鴻池組の「ICT推進課」が推進するICT/BIMの活用、現場ごとに独自の“BIM取り組み案件追跡表”を運用:BIM(2/4 ページ)
鴻池組では、「ICT推進課」を2017年に開設し、BIMとさまざまなICT技術とを組み合わせ、現場での活用検証を進めている。BIMに関しては、独自に「BIM取り組み計画書」を策定し、設計・施工BIMをはじめ、3Dプリンタによる模型の出力や施主へのVR提案なども含めた、ICTへの取り組みを可視化できる体制を整え、ICTによる業務改革を推進している。
現場所長と「BIM取り組み計画書」を作成し、追跡表で取り組み実績を確認
発足したICT推進課では、BIMおよびICTのマネジメント、新技術の活用検証を行っている。内田氏は、「BIMを含めたICT技術には、もっともらしいけど実際には定義や意味が曖昧な“バズワード(buzzword)”ジレンマがある」と指摘。具体的には、ビッグデータ、AI、ブロックチェーン、IoT、ICT、BIMなどが相当する。ICT推進課はこれらのICT技術をBIMツールの点として捉え、これらを線でつなげていくことを目指した。
ICT導入にあたっては、昔からあるMOT(Management of Technology)が重要で、自社の中に新技術を採り入れるには、ルール作りよりも、誰がマネジメントするかが問題となる。将来的に建設業の人材は減っていくといわれているが、逆にテクノロジーを扱える人材(=マネジメントできる人材)を増やしていくことで、建設業における人手不足などの問題を解決することができる。
例えとして、「信号機や横断歩道など交通ルールは自動車が登場した後に整備されたはず。BIMやICTにしても、ルール作りは後で構わず、まず扱えることが前提でなければならい」。
ICT推進課が開設直後に、日本建設業連合会(日建連)の「魅力ある建築生産の場づくり・人づくり」をテーマにした2017年度のアイデアコンペで、同課は「Craftsman NEO(クラフトマン ネオ)」と題してプレゼンし、高い評価を受けた。この提案は、2025年万博の開催を目標に、ICT技術と古くからある匠の技を掛け合わせ、伝統技術を新たに生まれ変わらせるというもの。具体的には、「コミュニティーツール」「ロボット」「AI(アシスト知能)」「ドローン(SKYWAY)」「3Dプリンタ」「クラウド」「ウェアラブル端末」「スマートグラス」の七つ道具ならぬ、8つの先端技術で、これまでの人が人を支える時代から、テクノロジーが人を支える未来像を提示した。
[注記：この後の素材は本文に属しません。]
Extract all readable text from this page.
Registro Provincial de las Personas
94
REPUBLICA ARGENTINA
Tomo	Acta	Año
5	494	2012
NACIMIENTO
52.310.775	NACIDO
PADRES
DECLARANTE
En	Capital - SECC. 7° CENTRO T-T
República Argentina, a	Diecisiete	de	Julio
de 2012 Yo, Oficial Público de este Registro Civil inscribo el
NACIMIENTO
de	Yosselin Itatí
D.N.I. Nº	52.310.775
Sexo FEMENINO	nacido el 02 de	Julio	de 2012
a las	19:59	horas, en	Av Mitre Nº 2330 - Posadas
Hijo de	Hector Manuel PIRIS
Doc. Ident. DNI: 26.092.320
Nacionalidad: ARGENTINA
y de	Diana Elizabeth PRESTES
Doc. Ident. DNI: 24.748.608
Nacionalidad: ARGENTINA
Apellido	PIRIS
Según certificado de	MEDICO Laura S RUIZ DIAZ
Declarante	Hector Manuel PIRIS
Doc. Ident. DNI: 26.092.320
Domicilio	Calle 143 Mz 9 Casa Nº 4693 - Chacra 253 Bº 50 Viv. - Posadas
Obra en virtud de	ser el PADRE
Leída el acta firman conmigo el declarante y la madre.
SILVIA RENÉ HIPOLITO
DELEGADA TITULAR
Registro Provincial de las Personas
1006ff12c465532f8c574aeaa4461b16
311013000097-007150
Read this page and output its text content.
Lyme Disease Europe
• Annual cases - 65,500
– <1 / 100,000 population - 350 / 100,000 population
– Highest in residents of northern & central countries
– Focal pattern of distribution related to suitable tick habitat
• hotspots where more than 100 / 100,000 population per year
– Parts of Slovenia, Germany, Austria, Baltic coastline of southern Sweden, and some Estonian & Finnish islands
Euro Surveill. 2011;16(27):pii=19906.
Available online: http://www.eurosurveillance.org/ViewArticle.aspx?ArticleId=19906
BIMの社内での取り組みでは、まず対象とする現場を選定。現場の所長と独自に運用している「BIM取り組み計画書」を作成する。計画書には、各工事でのBIMモデル作成やVR、3Dプリンタの活用などをまとめた「BIMメニュー」が記載されており、どのICT技術に取り組むか所長の意向を聞く。実際に取り組んだかどうかは、「BIM取り組み案件追跡表」でチェック。